Schreibt das Gutachten: Die forensische Psychiaterin und Gutachterin Nahlah Saimeh. - © Köppelmann
Schreibt das Gutachten: Die forensische Psychiaterin und Gutachterin Nahlah Saimeh. | © Köppelmann

Während am 44. Verhandlungstag Mitte des Monates Emminghaus noch einen Brief verlesen konnte, in dem der Autor eine Lanze für Wilfried W. brach, ging es am Freitag eher formal zu. So verkündete der Vorsitzende den Beschluss des Gerichts, einen weiteren Rechtsmediziner einzuschalten. Dieser soll erhellen, wie es um die Überlebenschancen von Susanne F. bestellt war, als sie am 21. April 2016 völlig entkräftet in ein Krankenhaus eingeliefert wurde, aber dort nach wenigen Stunden verstarb.

Am 15. Mai wird die Verhandlung fortgesetzt

Im Sommer hatten zwei Ärzte völlig unterschiedliche Auffassungen vertreten. Ein Rechtsmediziner aus Göttingen hatte damals Susanne F.s Leben wegen der Kopfverletzung für ohnehin verloren gehalten – im Gegensatz zu seinem Kollegen aus Münster. Als im Februar ein von der Staatsanwaltschaft eingeschalteter Neurochirurg gleichfalls äußerte, dass die Frau gute Überlebenschancen bei rascher intensivmedizinischer Behandlung gehabt hätte, war das für das Gericht Anlass, einen weiteren Experten einzuschalten.

Aufstocken will auch die Verteidigung von Wilfried W. das Restprogramm des Gerichts. Detlev Binder und Carsten Ernst wollen jenen Mann hören, der den Brief an die Staatsanwaltschaft geschrieben, darin eine Zeugin der Lüge bezichtigt und Wilfried W. als Mann dargestellt hatte, der sich nicht wehre und sich vor dominanten Frauen ducke. „Wir halten das für erforderlich", sagten sie. Der Schreiber könne wahrscheinlich Auskünfte über Wilfried W. und seine Beziehungen geben.

Worte, die Emminghaus hörte und denen er Taten folgen ließ. Er forderte die Staatsanwaltschaft auf, „die Anschrift des möglichen Zeugen zu ermitteln". Ob das gelingt, weiß zurzeit niemand. Schließlich konnte nur der Vorname Otto und der Ort Bruchhausen auf dem Schreiben einwandfrei entziffert werden. Möglicherweise sind diese Angaben aber falsch.

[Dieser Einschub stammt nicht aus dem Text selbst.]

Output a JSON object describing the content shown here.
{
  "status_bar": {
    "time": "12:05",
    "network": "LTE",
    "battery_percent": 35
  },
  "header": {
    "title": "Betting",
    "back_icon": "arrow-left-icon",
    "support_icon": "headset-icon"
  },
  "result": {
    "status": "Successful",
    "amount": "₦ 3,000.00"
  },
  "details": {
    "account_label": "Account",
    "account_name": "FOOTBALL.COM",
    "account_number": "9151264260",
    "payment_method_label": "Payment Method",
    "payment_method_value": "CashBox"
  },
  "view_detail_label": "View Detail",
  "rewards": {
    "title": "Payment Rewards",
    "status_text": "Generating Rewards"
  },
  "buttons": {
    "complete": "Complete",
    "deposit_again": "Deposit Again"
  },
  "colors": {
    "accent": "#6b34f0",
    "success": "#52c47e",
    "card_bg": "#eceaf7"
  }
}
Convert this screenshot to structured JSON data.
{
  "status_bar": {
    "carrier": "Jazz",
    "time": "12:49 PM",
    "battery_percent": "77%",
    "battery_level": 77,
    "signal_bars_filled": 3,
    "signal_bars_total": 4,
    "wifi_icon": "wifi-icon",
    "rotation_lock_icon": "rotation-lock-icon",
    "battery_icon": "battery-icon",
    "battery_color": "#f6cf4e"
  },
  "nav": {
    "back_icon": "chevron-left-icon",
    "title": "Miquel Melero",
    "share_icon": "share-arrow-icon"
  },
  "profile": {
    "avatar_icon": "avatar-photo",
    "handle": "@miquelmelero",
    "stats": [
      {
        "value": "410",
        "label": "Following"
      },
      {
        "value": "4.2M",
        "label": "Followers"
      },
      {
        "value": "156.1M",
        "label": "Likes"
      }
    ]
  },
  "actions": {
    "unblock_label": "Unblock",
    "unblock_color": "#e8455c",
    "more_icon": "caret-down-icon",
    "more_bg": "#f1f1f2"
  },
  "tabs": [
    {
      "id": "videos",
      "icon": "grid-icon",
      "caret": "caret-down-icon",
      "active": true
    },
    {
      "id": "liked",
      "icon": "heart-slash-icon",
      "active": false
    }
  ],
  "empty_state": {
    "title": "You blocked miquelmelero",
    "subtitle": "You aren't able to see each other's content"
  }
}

Folglich wird es wohl sehr wahrscheinlich wieder nur eine sehr kurze Sitzung sein, wenn am 15. Mai die Verhandlung fortgesetzt wird. Der 47. Verhandlungstag jedoch soll ganz im Zeichen von Experten aus dem Bereich der Medizin stehen.

INFORMATION


Nahlah Saimeh gibt Posten auf

Nach knapp 14 Jahren als ärztliche Direktorin hat sich Nahlah Saimeh vom Zentrum für forensische Psychiatrie Lippstadt-Eickelborn des LWL verabschiedet. LWL-Direktor Matthias Löb bedankte bei Saimeh: „Sie haben das LWL-Zentrum zu einer modernen und bundesweit anerkannten forensischen Klinik weiterentwickelt, die dem Sicherheitsbedürfnis der Allgemeinheit Rechnung trägt aber auch dem Interesse der Patienten." Löb würdigte damit die bundesweit anerkannte Forensikerin, die sich entschlossen hat, ihre Tätigkeit aufzugeben, um als forensisch-psychiatrische Sachverständige selbstständig zu arbeiten.